Deep N-Grams: Generating Sentences

Generating New Sentences

Now we'll use the language model to generate new sentences for that we need to make draws from a Gumble distribution.

The Gumbel Probability Density Function (PDF) is defined as: \[ f(z) = {1\over{\beta}}e^{\left(-z+e^{(-z)}\right)} \]

Where: \[ z = {(x - \mu)\over{\beta}} \]

The maximum value is what we choose as the prediction in the last step of a Recursive Neural Network RNN we are using for text generation. A sample of a random variable from an exponential distribution approaches the Gumbel distribution when the sample increases asymptotically. For that reason, the Gumbel distribution is used to sample from a categorical distribution.

Imports

# python
from pathlib import Path

# from pypi
import numpy

# this project
from neurotic.nlp.deep_rnn import GRUModel

Set Up

gru = GRUModel()
model = gru.model
ours = Path("~/models/gru-shakespeare-model/model.pkl.gz").expanduser()
model.init_from_file(ours)

Middle

The Gumbel Sample

def gumbel_sample(log_probabilities: numpy.array,
                  temperature: float=1.0) -> float:
    """Gumbel sampling from a categorical distribution

    Args:
     log_probabilities: model predictions for a given input
     temperature: fudge

    Returns:
     the maximum sample
    """
    u = numpy.random.uniform(low=1e-6, high=1.0 - 1e-6,
                             size=log_probabilities.shape)
    g = -numpy.log(-numpy.log(u))
    return numpy.argmax(log_probabilities + g * temperature, axis=-1)

A Predictor

END_OF_SENTENCE = 1

def predict(number_of_characters: int, prefix: str,
            break_on: int=END_OF_SENTENCE) -> str:
    """Predicts characters

    Args:
     number_of_characters: how many characters to predict
     prefix: character to prompt the predictions
     break_on: identifier for character to prematurely stop on

    Returns:
     prefix followed by predicted characters
    """
    inputs = [ord(character) for character in prefix]
    result = list(prefix)
    maximum_length = len(prefix) + number_of_characters
    for _ in range(number_of_characters):
        current_inputs = numpy.array(inputs + [0] * (maximum_length - len(inputs)))
        output = model(current_inputs[None, :])  # Add batch dim.
        next_character = gumbel_sample(output[0, len(inputs)])
        inputs += [int(next_character)]

        if inputs[-1] == break_on:
            break  # EOS
        result.append(chr(int(next_character)))

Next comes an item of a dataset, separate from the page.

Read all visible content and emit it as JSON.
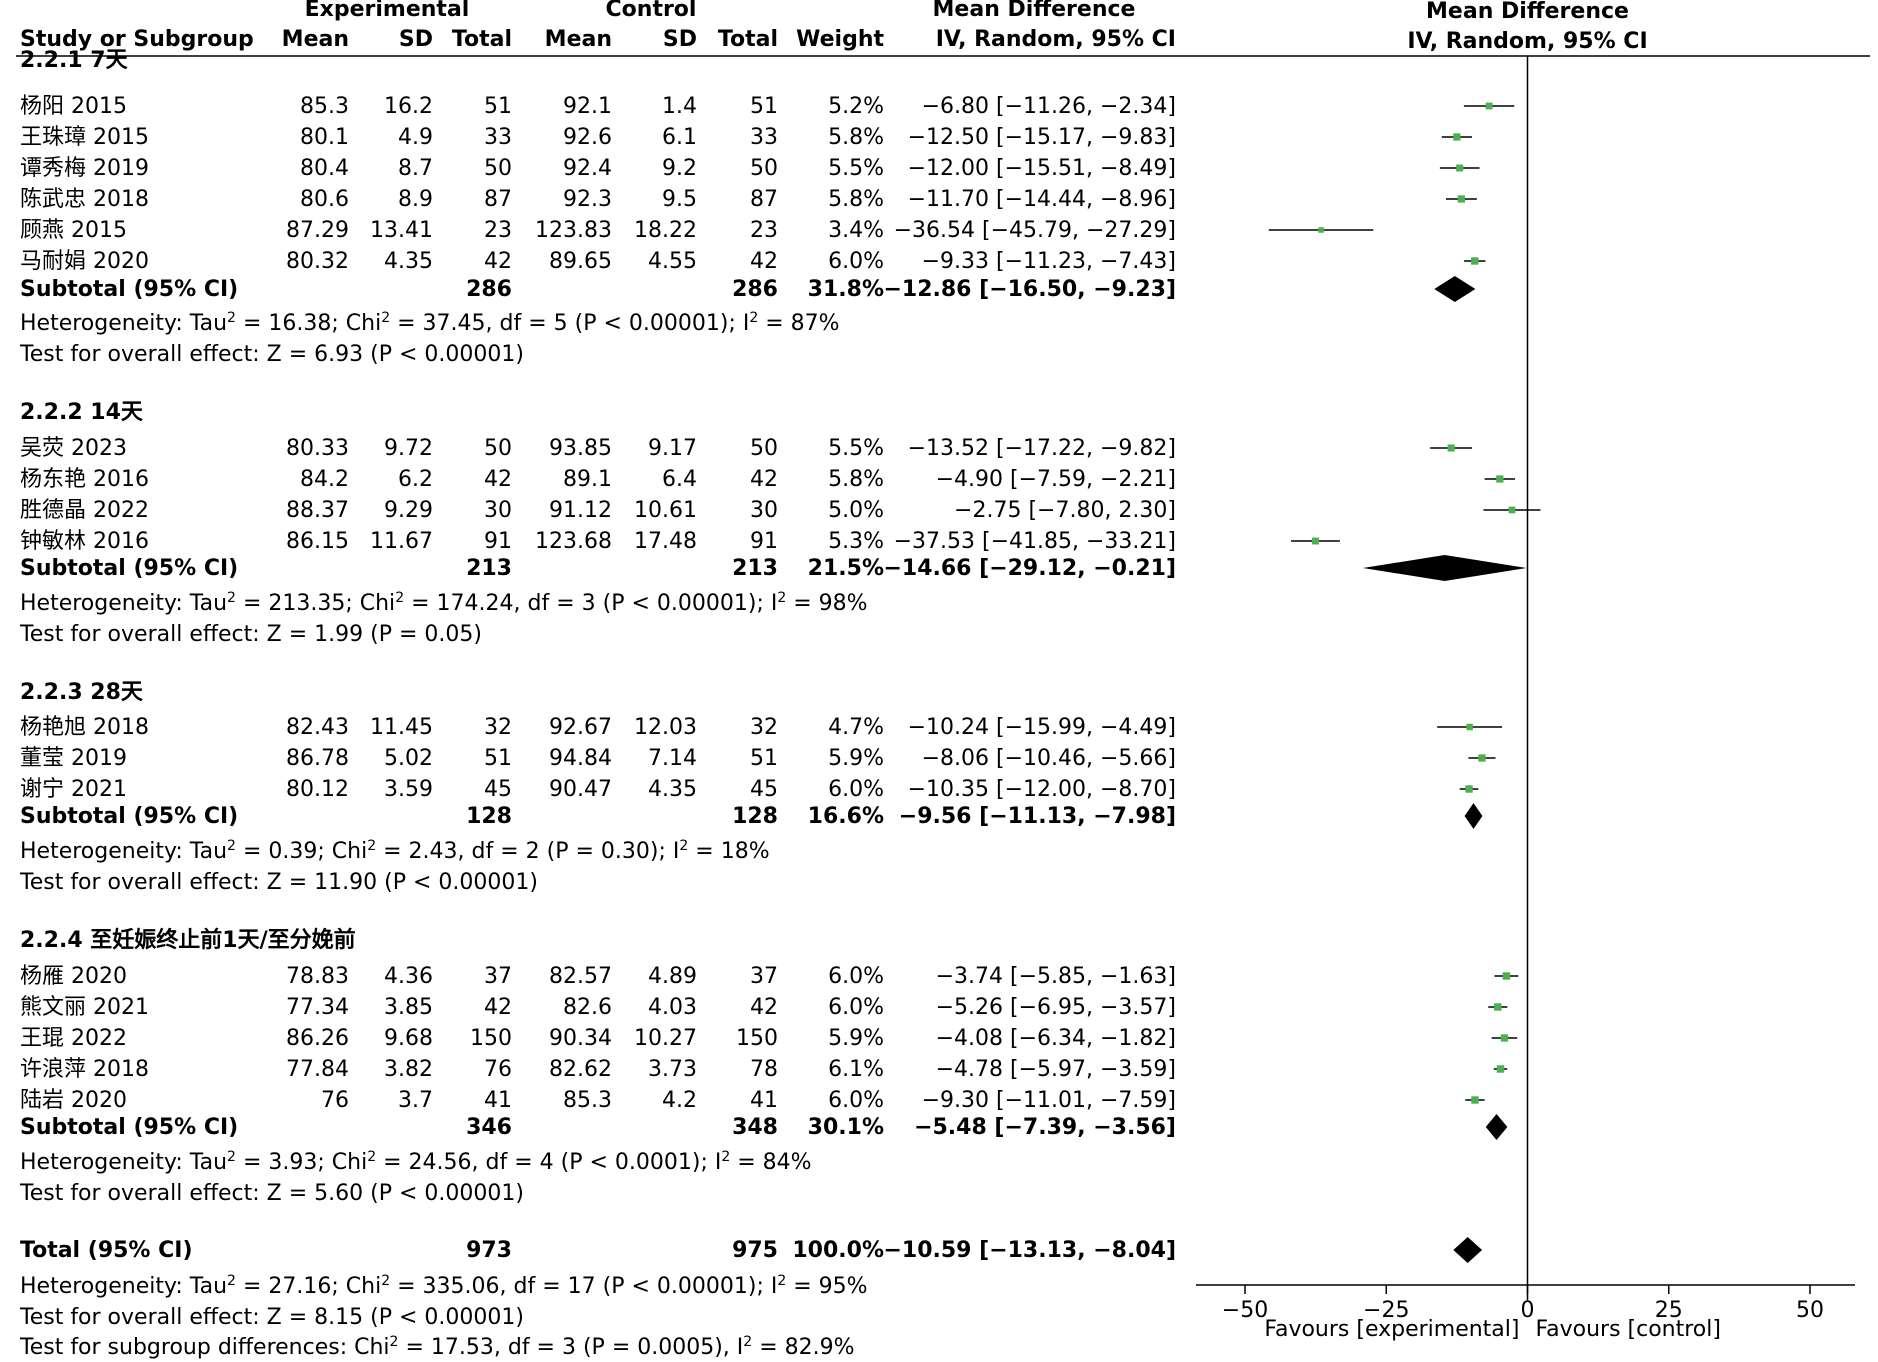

    return "".join(result)

Some Predictions

print(predict(32, ""))
you would not live at essenomed 

Yes, but I don't know anyone who would. Note that we are using a random sample, so repeatedly making predictions won't necessarily get you the same result.

print(predict(32, ""))
print(predict(32, ""))
print(predict(32, ""))
[exeunt]
katharine       yes, you are like the 
le beau where's some of my prett
print(predict(64, "falstaff"))
falstaff        yea, marry, lady, she hath bianced three months.

bianced?

print(predict(64, "beast"))
beastly, and god forbid, sir! our revenue's cannon,
start = "finger"
for word in range(5):
    start = predict(10, start)
    print(start)
finger, iago, an
finger, iago, and ask.
finger, iago, and ask.
finger, iago, and ask.
finger, iago, and ask.

So, if you feed it enough text, it becomes more deterministic.

SPACE = ord(" ")
start = "iago"
output = start
for word in range(10):
    tokens = predict(32, start).split()
    start = tokens[1] if len(tokens) > 1 else tokens[0]
    output = f"{output} {start}"
print(output)    
iago your husband if there never for you need no never

In the generated text above, you can see that the model generates text that makes sense capturing dependencies between words and without any input. A simple n-gram model would have not been able to capture all of that in one sentence.

On statistical methods

Using a statistical method will not give you results that are as good. The model would not be able to encode information seen previously in the data set and as a result, the perplexity will increase. The higher the perplexity, the worse your model is. Furthermore, statistical N-Gram models take up too much space and memory. As a result, it would be inefficient and too slow. Conversely, with deep neural networks, you can get a better perplexity. Note though, that learning about n-gram language models is still important and leads to a better understanding of deep neural networks.